Based on the description given in the Agriculture Today paper, I estimated rough total nutrient inputs of about 55 kg N, 20 kg P, and 20 kg K from the mineral fertilizer applied. Not all of that ends up in the plant, of course. Assuming very high uptake efficiencies of these nutrients, these mineral fertilizer sources could account for about 35 kg N (approx. 10% of total plant uptake), 10 kg P (approx. 15%), and 15 kg K (less than 5%). Where did the rest come from? Using optimistic assumptions about the nutrient content in organic materials and their conversion into actual uptake by the rice crop grown, the Sesbania green manure, 6 tons farmyard manure, 400 kg poultry manure, 100 kg vermicompost, and 40 kg P-solubilizing bacteria compounds applied to the record field (on a 1 ha basis) may have altogether accounted for another 75 kg N, 15 kg P, and 35 kg K of the total crop nutrient uptake.

That leaves at least 220 kg N, 35 kg P, and 295 kg K unaccounted for, which must have come from the soil and a few other indigenous sources such as rainfall and irrigation water.

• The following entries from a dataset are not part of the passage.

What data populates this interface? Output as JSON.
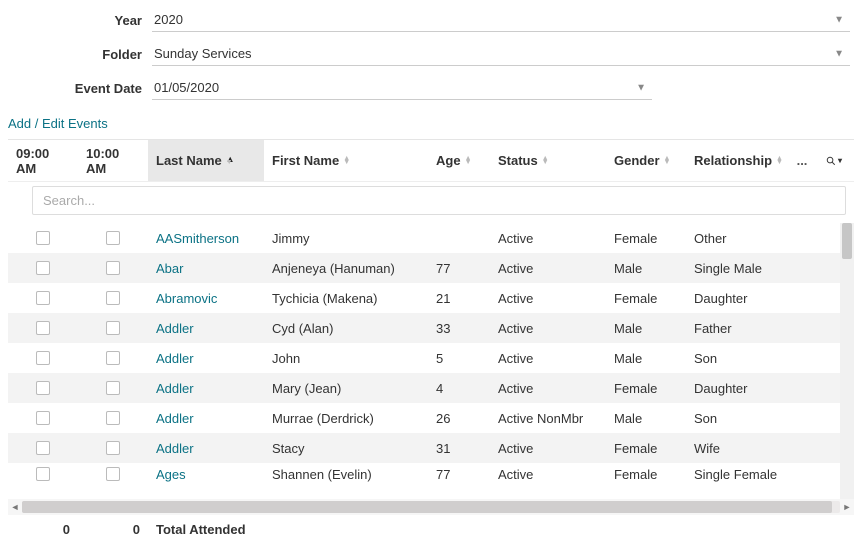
{
  "form": {
    "year": {
      "label": "Year",
      "value": "2020"
    },
    "folder": {
      "label": "Folder",
      "value": "Sunday Services"
    },
    "event_date": {
      "label": "Event Date",
      "value": "01/05/2020"
    }
  },
  "links": {
    "add_edit_events": "Add / Edit Events"
  },
  "columns": {
    "time1": "09:00 AM",
    "time2": "10:00 AM",
    "last_name": "Last Name",
    "first_name": "First Name",
    "age": "Age",
    "status": "Status",
    "gender": "Gender",
    "relationship": "Relationship",
    "more": "..."
  },
  "search": {
    "placeholder": "Search..."
  },
  "rows": [
    {
      "last": "AASmitherson",
      "first": "Jimmy",
      "age": "",
      "status": "Active",
      "gender": "Female",
      "rel": "Other"
    },
    {
      "last": "Abar",
      "first": "Anjeneya (Hanuman)",
      "age": "77",
      "status": "Active",
      "gender": "Male",
      "rel": "Single Male"
    },
    {
      "last": "Abramovic",
      "first": "Tychicia (Makena)",
      "age": "21",
      "status": "Active",
      "gender": "Female",
      "rel": "Daughter"
    },
    {
      "last": "Addler",
      "first": "Cyd (Alan)",
      "age": "33",
      "status": "Active",
      "gender": "Male",
      "rel": "Father"
    },
    {
      "last": "Addler",
      "first": "John",
      "age": "5",
      "status": "Active",
      "gender": "Male",
      "rel": "Son"
    },
    {
      "last": "Addler",
      "first": "Mary (Jean)",
      "age": "4",
      "status": "Active",
      "gender": "Female",
      "rel": "Daughter"
    },
    {
      "last": "Addler",
      "first": "Murrae (Derdrick)",
      "age": "26",
      "status": "Active NonMbr",
      "gender": "Male",
      "rel": "Son"
    },
    {
      "last": "Addler",
      "first": "Stacy",
      "age": "31",
      "status": "Active",
      "gender": "Female",
      "rel": "Wife"
    },
    {
      "last": "Ages",
      "first": "Shannen (Evelin)",
      "age": "77",
      "status": "Active",
      "gender": "Female",
      "rel": "Single Female"
    }
  ],
  "footer": {
    "time1_total": "0",
    "time2_total": "0",
    "label": "Total Attended"
  }
}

Particularly for nitrogen, that exceeds by far what a normal rice soil could supply. In fact, such a champion soil would actually produce more than 10–12 t/ha grain without any of the external inputs applied by the farmers, which is something one could of course test easily. But, even if the yield as reported were true, growing a crop with such high net nutrient extraction would actually be a very unsustainable solution because soon we would exhaust that soil.

In summary, given what we know about the upper limits of nutrient supply from soils in that region, I conclude again that the actual yield may have been in the 10–12 t/ha range at best. Japanese researchers studying SRI fields in Madagascar have shown a clear linear relationship between nutrient supply (enhanced by deep plowing as also done in Bihar) and rice yield, irrespective of other SRI management practices, but also not exceeding yields of about 10 t/ha.

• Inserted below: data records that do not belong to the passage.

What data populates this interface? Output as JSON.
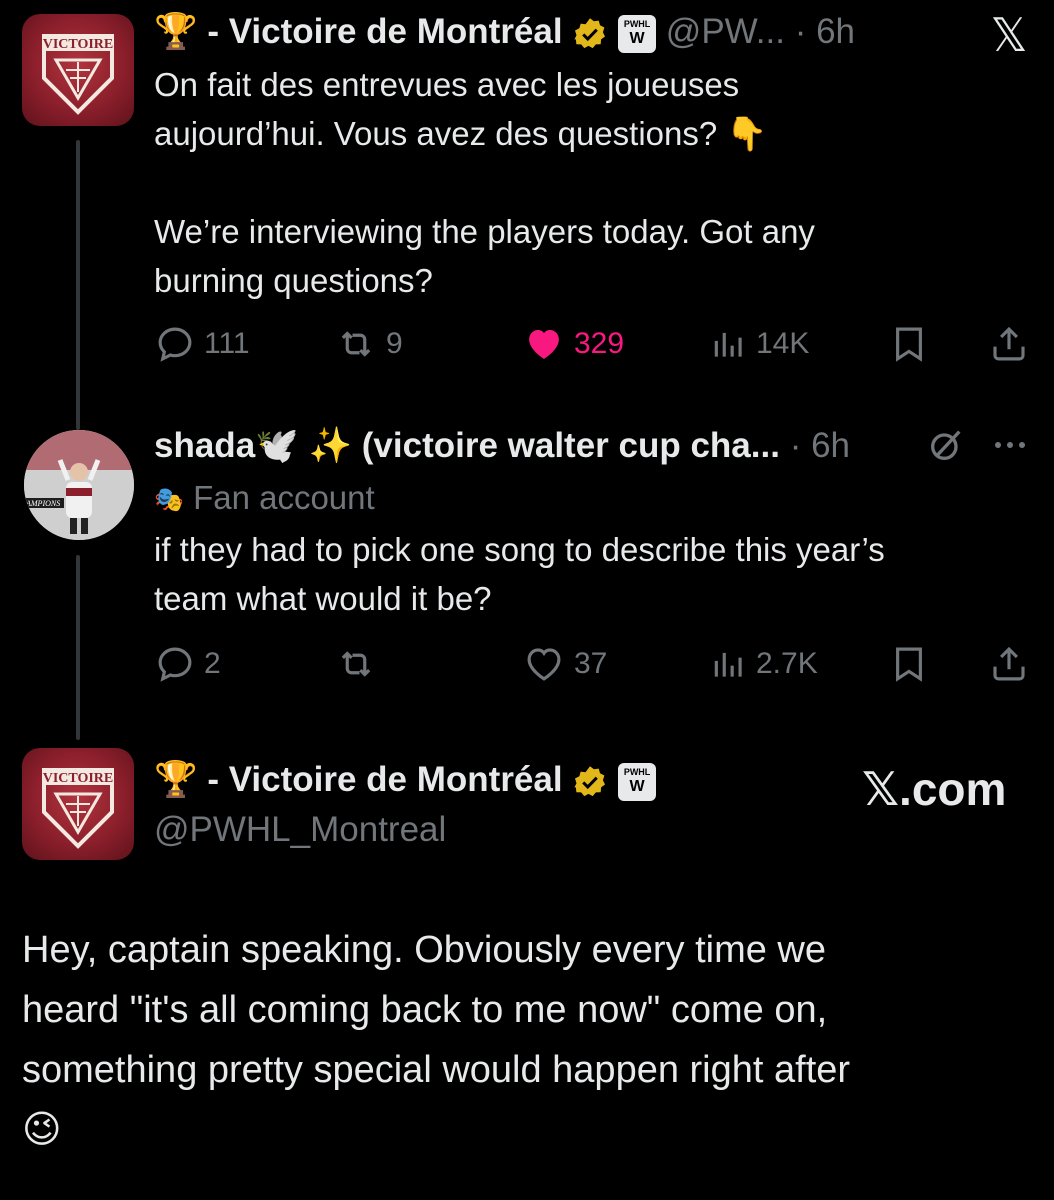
{
  "tweet1": {
    "trophy": "🏆",
    "name": "- Victoire de Montréal",
    "handle": "@PW...",
    "dot": "·",
    "time": "6h",
    "line1": "On fait des entrevues avec les joueuses",
    "line2": "aujourd’hui. Vous avez des questions? 👇",
    "line3": "We’re interviewing the players today. Got any",
    "line4": "burning questions?",
    "replies": "111",
    "retweets": "9",
    "likes": "329",
    "views": "14K",
    "avatar_text": "VICTOIRE",
    "badge_text": "PWHL"
  },
  "close_label": "𝕏",
  "tweet2": {
    "name": "shada🕊️ ✨ (victoire walter cup cha...",
    "dot": "·",
    "time": "6h",
    "tag_icon": "🎭",
    "tag": "Fan account",
    "line1": "if they had to pick one song to describe this year’s",
    "line2": "team what would it be?",
    "replies": "2",
    "likes": "37",
    "views": "2.7K",
    "avatar_text": "AMPIONS"
  },
  "tweet3": {
    "trophy": "🏆",
    "name": "- Victoire de Montréal",
    "handle": "@PWHL_Montreal",
    "brand": "𝕏.com",
    "line1": "Hey, captain speaking. Obviously every time we",
    "line2": "heard \"it's all coming back to me now\" come on,",
    "line3": "something pretty special would happen right after",
    "emoji": "😉",
    "avatar_text": "VICTOIRE",
    "badge_text": "PWHL"
  },
  "colors": {
    "background": "#000000",
    "text": "#e7e9ea",
    "muted": "#71767b",
    "like": "#f91880",
    "verified_gold": "#e2b719",
    "avatar_red": "#8b1f2b"
  }
}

I'm sure Mr. Sumant Kumar and the other young farmers in Darveshpura grew an excellent crop and for that they must be congratulated. Based on my analysis of the climatic-genetic yield potential and of the amounts of nutrients available, I conclude that the yield may have been more like 10–12 t/ha. Even that would be a tremendous achievement in a state where the average rice yield is little more than 2 t/ha. We should, however, move beyond unproductive discussions of record yield. The apparent attraction of SRI and similar agroecological movements is that they seem to suggest that large yield increases could be achieved by the poorest farmers of the world just by paying a little more attention to managing their fields: no need for biotech, no need for chemical inputs, no need for big machines, no dependence on multinational companies, etc. Indirectly, that seems to imply that somehow dozens of millions of rice farmers must have been negligent of their fields for decades. Sorry, but I simply cannot believe that because these farmers depend on their land for making a living.

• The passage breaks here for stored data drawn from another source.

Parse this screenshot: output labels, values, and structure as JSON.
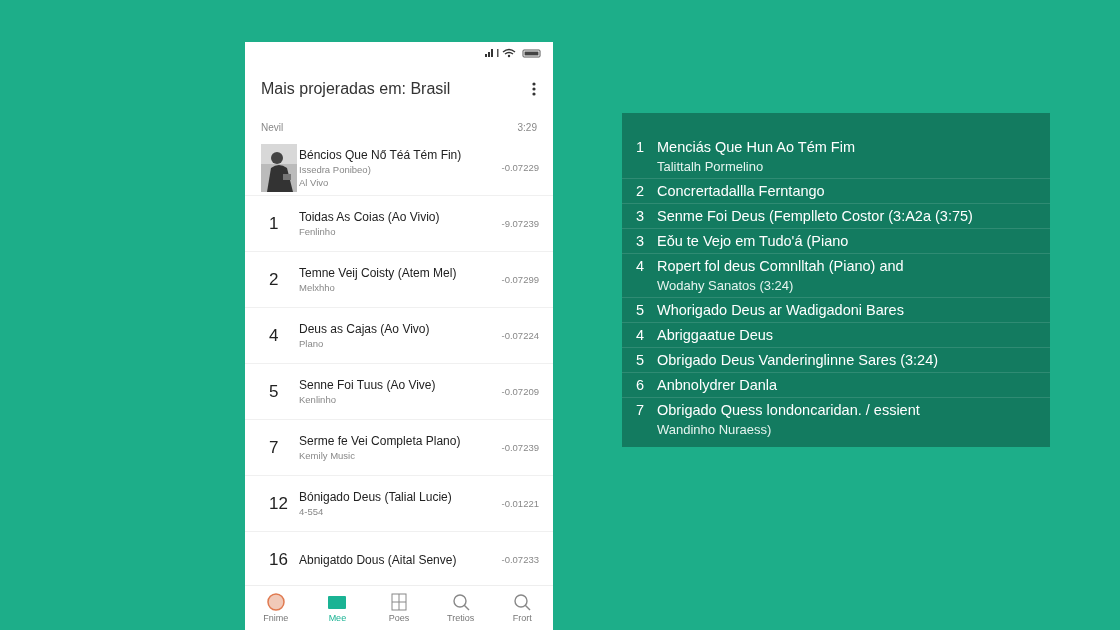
{
  "phone": {
    "title": "Mais projeradas em: Brasil",
    "list_header": {
      "left": "Nevil",
      "right": "3:29"
    },
    "songs": [
      {
        "kind": "thumbnail",
        "title": "Béncios Que Nő Téá Tém Fin)",
        "artist": "Issedra Ponibeo)",
        "extra": "Al Vivo",
        "time": "-0.07229"
      },
      {
        "kind": "ranked",
        "rank": "1",
        "title": "Toidas As Coias (Ao Vivio)",
        "artist": "Fenlinho",
        "time": "-9.07239"
      },
      {
        "kind": "ranked",
        "rank": "2",
        "title": "Temne Veij Coisty (Atem Mel)",
        "artist": "Melxhho",
        "time": "-0.07299"
      },
      {
        "kind": "ranked",
        "rank": "4",
        "title": "Deus as Cajas (Ao Vivo)",
        "artist": "Plano",
        "time": "-0.07224"
      },
      {
        "kind": "ranked",
        "rank": "5",
        "title": "Senne Foi Tuus (Ao Vive)",
        "artist": "Kenlinho",
        "time": "-0.07209"
      },
      {
        "kind": "ranked",
        "rank": "7",
        "title": "Serme fe Vei Completa Plano)",
        "artist": "Kemily Music",
        "time": "-0.07239"
      },
      {
        "kind": "ranked",
        "rank": "12",
        "title": "Bónigado Deus (Talial Lucie)",
        "artist": "4-554",
        "time": "-0.01221"
      },
      {
        "kind": "ranked",
        "rank": "16",
        "title": "Abnigatdo Dous (Aital Senve)",
        "time": "-0.07233"
      }
    ],
    "nav": [
      {
        "kind": "circle",
        "label": "Fnime",
        "selected": false
      },
      {
        "kind": "folder",
        "label": "Mee",
        "selected": true
      },
      {
        "kind": "grid",
        "label": "Poes",
        "selected": false
      },
      {
        "kind": "search",
        "label": "Tretios",
        "selected": false
      },
      {
        "kind": "search",
        "label": "Frort",
        "selected": false
      }
    ]
  },
  "panel": {
    "rows": [
      {
        "rank": "1",
        "title": "Menciás Que Hun Ao Tém Fim",
        "subtitle": "Talittalh Pormelino"
      },
      {
        "rank": "2",
        "title": "Concrertadallla Ferntango"
      },
      {
        "rank": "3",
        "title": "Senme Foi Deus (Femplleto Costor (3:A2a (3:75)"
      },
      {
        "rank": "3",
        "title": "Eǒu te Vejo em Tudo'á (Piano"
      },
      {
        "rank": "4",
        "title": "Ropert fol deus Comnlltah (Piano) and",
        "subtitle": "Wodahy Sanatos (3:24)"
      },
      {
        "rank": "5",
        "title": "Whorigado Deus ar Wadigadoni Bares"
      },
      {
        "rank": "4",
        "title": "Abriggaatue Deus"
      },
      {
        "rank": "5",
        "title": "Obrigado Deus Vanderinglinne Sares (3:24)"
      },
      {
        "rank": "6",
        "title": "Anbnolydrer Danla"
      },
      {
        "rank": "7",
        "title": "Obrigado Quess londoncaridan. / essient",
        "subtitle": "Wandinho Nuraess)"
      }
    ]
  }
}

Why haven't more rice farmers all over the world adopted SRI if it is indeed that easy to raise yields to unprecedented levels? SRI has been promoted for about 30 years now and its supporters estimate that some 4 to 5 million farmers in perhaps about 50 countries around the world use it in whole or in part, and that it has led to large yield increases. I have not seen any broad-scale, independently conducted adoption and impact study to verify these numbers. Moreover, we must also keep in mind that there are probably about 200 million small rice farmers in the world (nobody knows the exact number). Many of them have been using agronomic practices for a long time that are not unlike some of the things being stated as unique to SRI, but they choose carefully what they adopt to meet the requirements of their particular cropping and socioeconomic environment.